Moreover, heroin use is associated with symmetric T2 and fluid-attenuated inversion recovery (FLAIR) hyperintense white matter lesions of the CNS using magnetic resonance imaging (MRI), which coincide with increased microgliosis and inflammation at the same sites (Upadhyay et al. 2010; Bora et al. 2012; Qiu et al. 2013; Alaee et al. 2014; Li et al. 2016; Shrot et al. 2017). Although a few studies have started to examine opiate-HIV interactions in white matter (see below), we predict that the interactive effects on myelin dysregulation will significantly worsen CNS outcomes.
Preclinical studies indicate opioid-induced neuroimmune signaling alter the saliency of opioid reward and physical dependence (Narita et al. 2006; Hutchinson et al. 2008, 2009). Direct injections of astrocyte-conditioned medium containing cytokines into the nucleus accumbens (NAc) increase morphine conditioned place preference (Narita et al. 2006). Drugs reported to selectively attenuate glial inflammation block morphine conditioned place preference and attenuate symptoms of opioid withdrawal (Narita et al. 2006; Hutchinson et al. 2009; Liu et al. 2010). μ (MOR), δ (DOR), and κ (KOR) opioid receptors are expressed by subsets of astrocytes and microglia (Stiene-Martin and Hauser 1991; Eriksson et al. 1992; Stiene-Martin et al. 1993; Ruzicka et al. 1995; Gurwell et al. 1993; Hauser et al. 1996; Turchan-Cholewo et al. 2008; Maduna et al. 2018) and are involved in opioid tolerance and dependence to varying degrees (Kieffer and Gaveriaux-Ruff 2002; Berger and Whistler 2010; Morgan and Christie 2011). Despite some reports of morphine triggering immune activation via Toll-like receptor 4 (TLR4) (Terashvili et al. 2008; Hutchinson et al. 2010; Coller and Hutchinson 2012; Hutchinson et al. 2012; Theberge et al. 2013; Lacagnina et al. 2017) by binding to a myeloid differentiation protein-2 intermediary (Wang et al. 2012), this is contrary to the typical actions of opiates, which by themselves (and in the absence of a priming event such as HIV co-exposure) tend to suppress immune function (Eisenstein 2019). A vast majority of the immune, antinociceptive, and other physiological effects of opioids are mediated by opioid receptors per se and not TLR4 (Hu et al. 2011; Fukagawa et al. 2013; Stevens et al. 2013; Mattioli et al. 2014; Eisenstein 2019).

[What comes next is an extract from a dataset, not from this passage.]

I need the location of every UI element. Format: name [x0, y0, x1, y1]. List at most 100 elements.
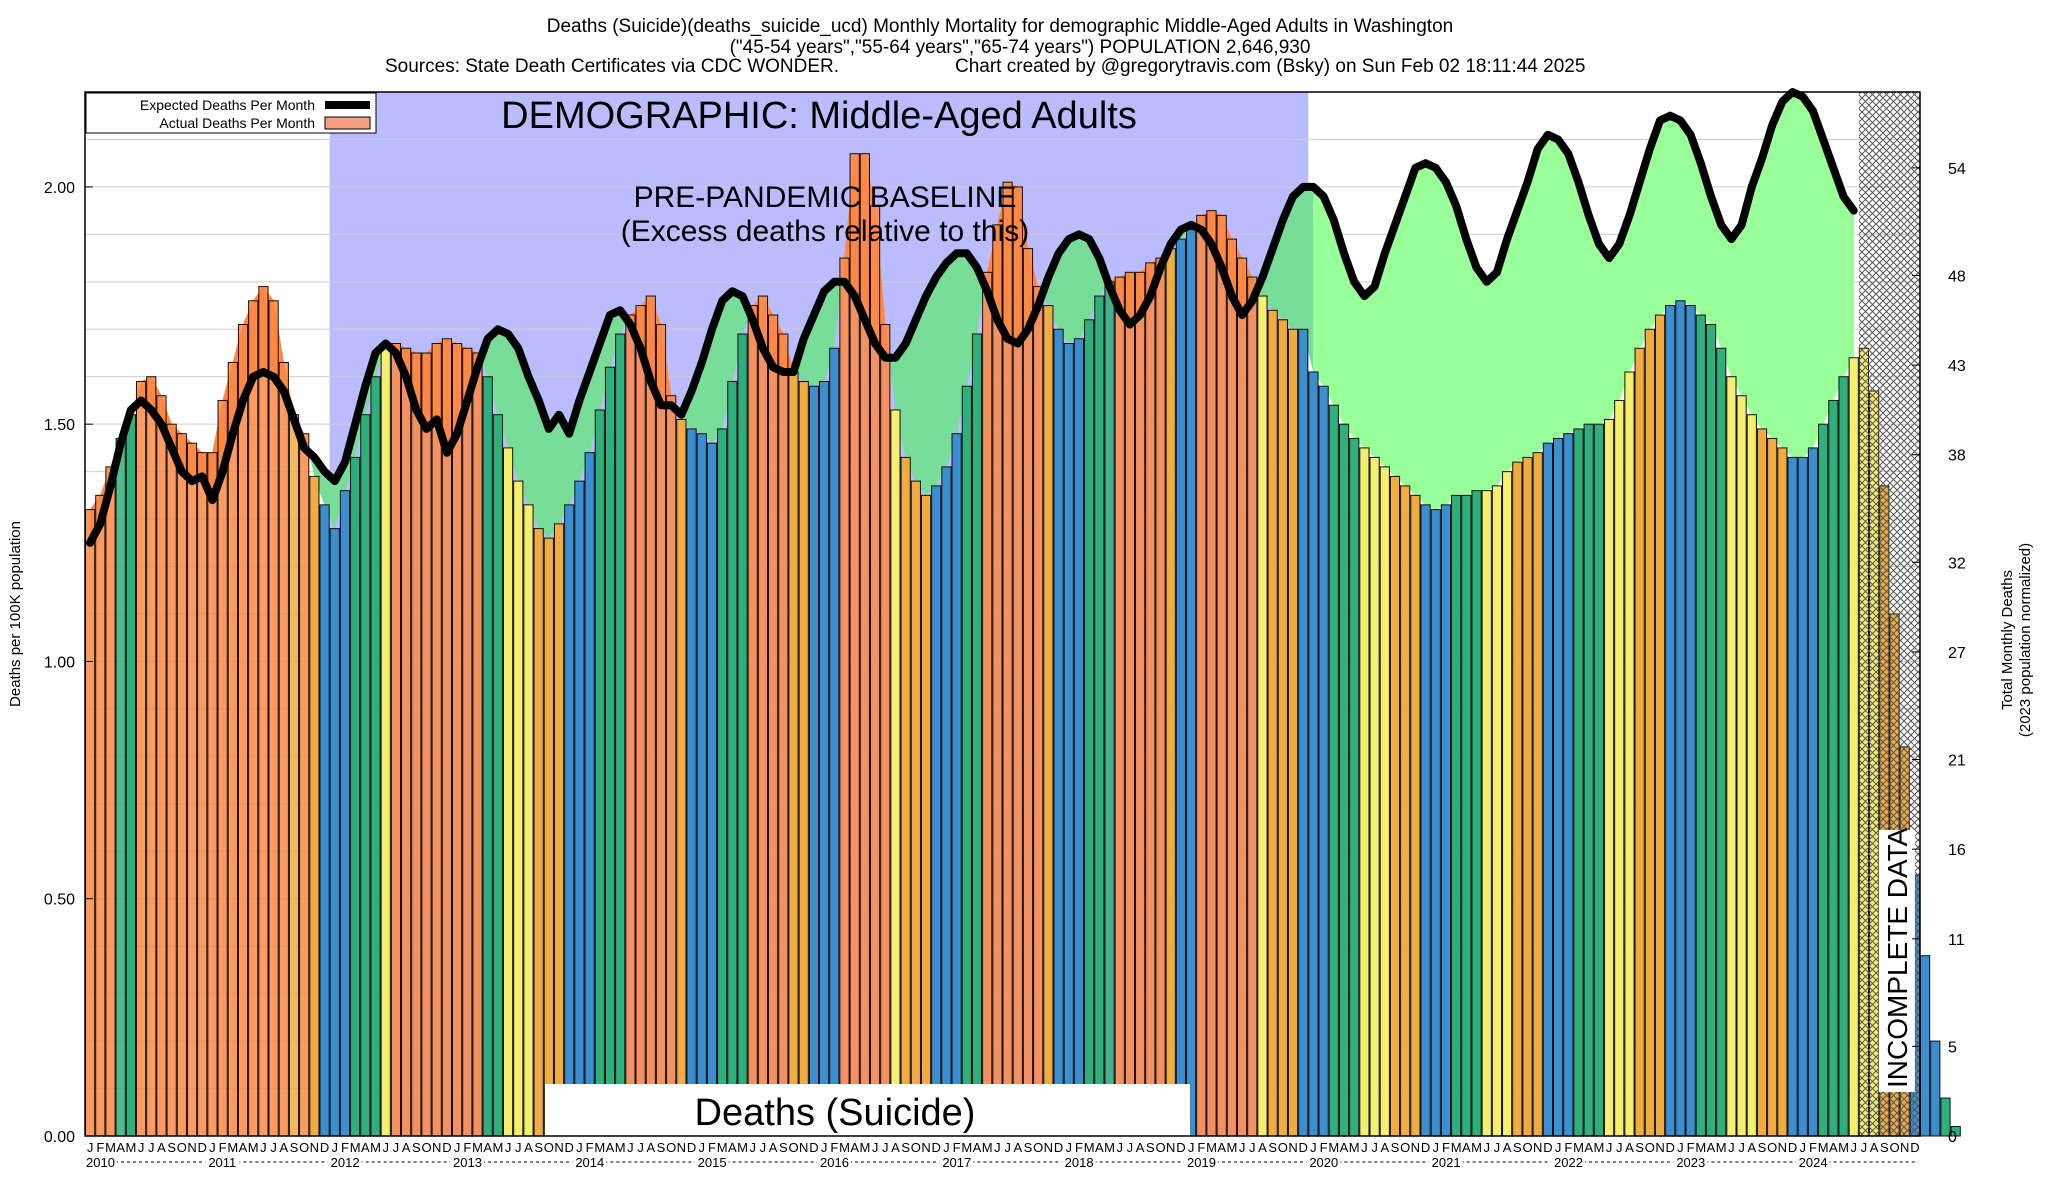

Overall, the findings indicate that immune signaling plays a critical role in the pathophysiology of OUD and associated physical dependence. How opioids effect neuroHIV, as well as how opioid abuse and dependence are altered by neuroHIV or whether opioid-HIV interactions result in a unique disease state are discussed.